Entre-temps, des pilotes canadiens sont obligés de quitter le pays pour trouver du travail au Moyen-Orient et dans la région Asie-Pacifique. Cela prive l’industrie canadienne d’une ressource précieuse sous forme d’expérience et d’expertise, d’où la perte des millions de dollars investis pour leur formation. L’afflux de pilotes étrangers provoque une stagnation « synthétique » par rapport au marché du travail dans l’industrie canadienne de l’aviation, ce qui freine l’avancement professionnel des pilotes canadiens et empêche les jeunes pilotes novices d’y faire leur entrée. Par ricochet, il en a résulté une baisse des inscriptions dans les écoles de pilotage de l’ensemble du pays.

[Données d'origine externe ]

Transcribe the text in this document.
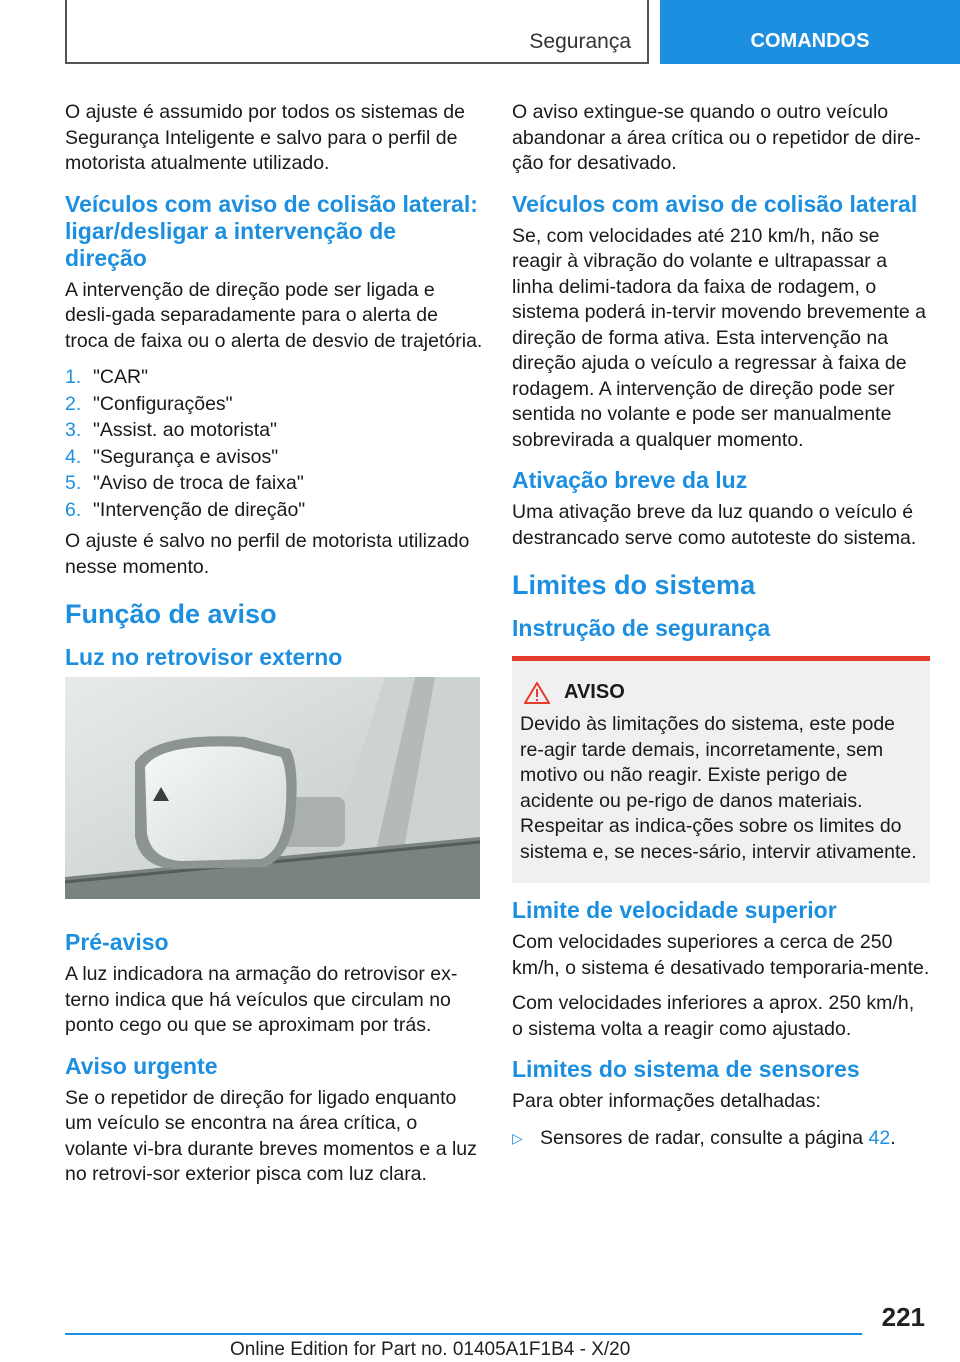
Segurança	COMANDOS

O ajuste é assumido por todos os sistemas de Segurança Inteligente e salvo para o perfil de motorista atualmente utilizado.

Veículos com aviso de colisão lateral: ligar/desligar a intervenção de direção

A intervenção de direção pode ser ligada e desli‐gada separadamente para o alerta de troca de faixa ou o alerta de desvio de trajetória.

1. "CAR"
2. "Configurações"
3. "Assist. ao motorista"
4. "Segurança e avisos"
5. "Aviso de troca de faixa"
6. "Intervenção de direção"

O ajuste é salvo no perfil de motorista utilizado nesse momento.

Função de aviso
Luz no retrovisor externo
Pré-aviso

A luz indicadora na armação do retrovisor ex‐terno indica que há veículos que circulam no ponto cego ou que se aproximam por trás.

Aviso urgente

Se o repetidor de direção for ligado enquanto um veículo se encontra na área crítica, o volante vi‐bra durante breves momentos e a luz no retrovi‐sor exterior pisca com luz clara.

O aviso extingue-se quando o outro veículo abandonar a área crítica ou o repetidor de dire‐ção for desativado.

Veículos com aviso de colisão lateral

Se, com velocidades até 210 km/h, não se reagir à vibração do volante e ultrapassar a linha delimi‐tadora da faixa de rodagem, o sistema poderá in‐tervir movendo brevemente a direção de forma ativa. Esta intervenção na direção ajuda o veículo a regressar à faixa de rodagem. A intervenção de direção pode ser sentida no volante e pode ser manualmente sobrevirada a qualquer momento.

Ativação breve da luz

Uma ativação breve da luz quando o veículo é destrancado serve como autoteste do sistema.

Limites do sistema
Instrução de segurança
AVISO

Devido às limitações do sistema, este pode re‐agir tarde demais, incorretamente, sem motivo ou não reagir. Existe perigo de acidente ou pe‐rigo de danos materiais. Respeitar as indica‐ções sobre os limites do sistema e, se neces‐sário, intervir ativamente.

Limite de velocidade superior

Com velocidades superiores a cerca de 250 km/h, o sistema é desativado temporaria‐mente.

Com velocidades inferiores a aprox. 250 km/h, o sistema volta a reagir como ajustado.

Limites do sistema de sensores

Para obter informações detalhadas:

▷ Sensores de radar, consulte a página 42.
221
Online Edition for Part no. 01405A1F1B4 - X/20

En outre, le gouvernement du Canada continue à verser des sommes considérables en prestations aux pilotes canadiens en chômage comme ceux de l’ex-compagnie Skyservice.

Le gouvernement devrait modifier la politique mise en œuvre par Ressources humaines et Développement des compétences Canada pour éviter la perte ou la marginalisation de pilotes canadiens qualifiés à cause des pratiques discutables de compagnies aériennes canadiennes qui veulent ainsi s’épargner les frais de formation et les coûts sociaux qu’implique l’emploi de travailleurs canadiens.

Conclusion

Dans le sens de l’objectif du gouvernement fédéral consistant à créer et à maintenir des emplois de qualité au Canada, l’Association des pilotes d’Air Canada recommande les mesures suivantes :

1. modifier les règles qui encadrent les régimes de retraite à prestations déterminées sous juridiction fédérale, surtout en fixant le taux d’escompte à un niveau plus raisonnable et en prolongeant les périodes d’amortissement;

2. modifier la politique appliquée par Ressources humaines et Développement des compétences Canada pour interdire les pratiques abusives sur le marché du travail et pour éviter la perte de précieux emplois dans notre profession.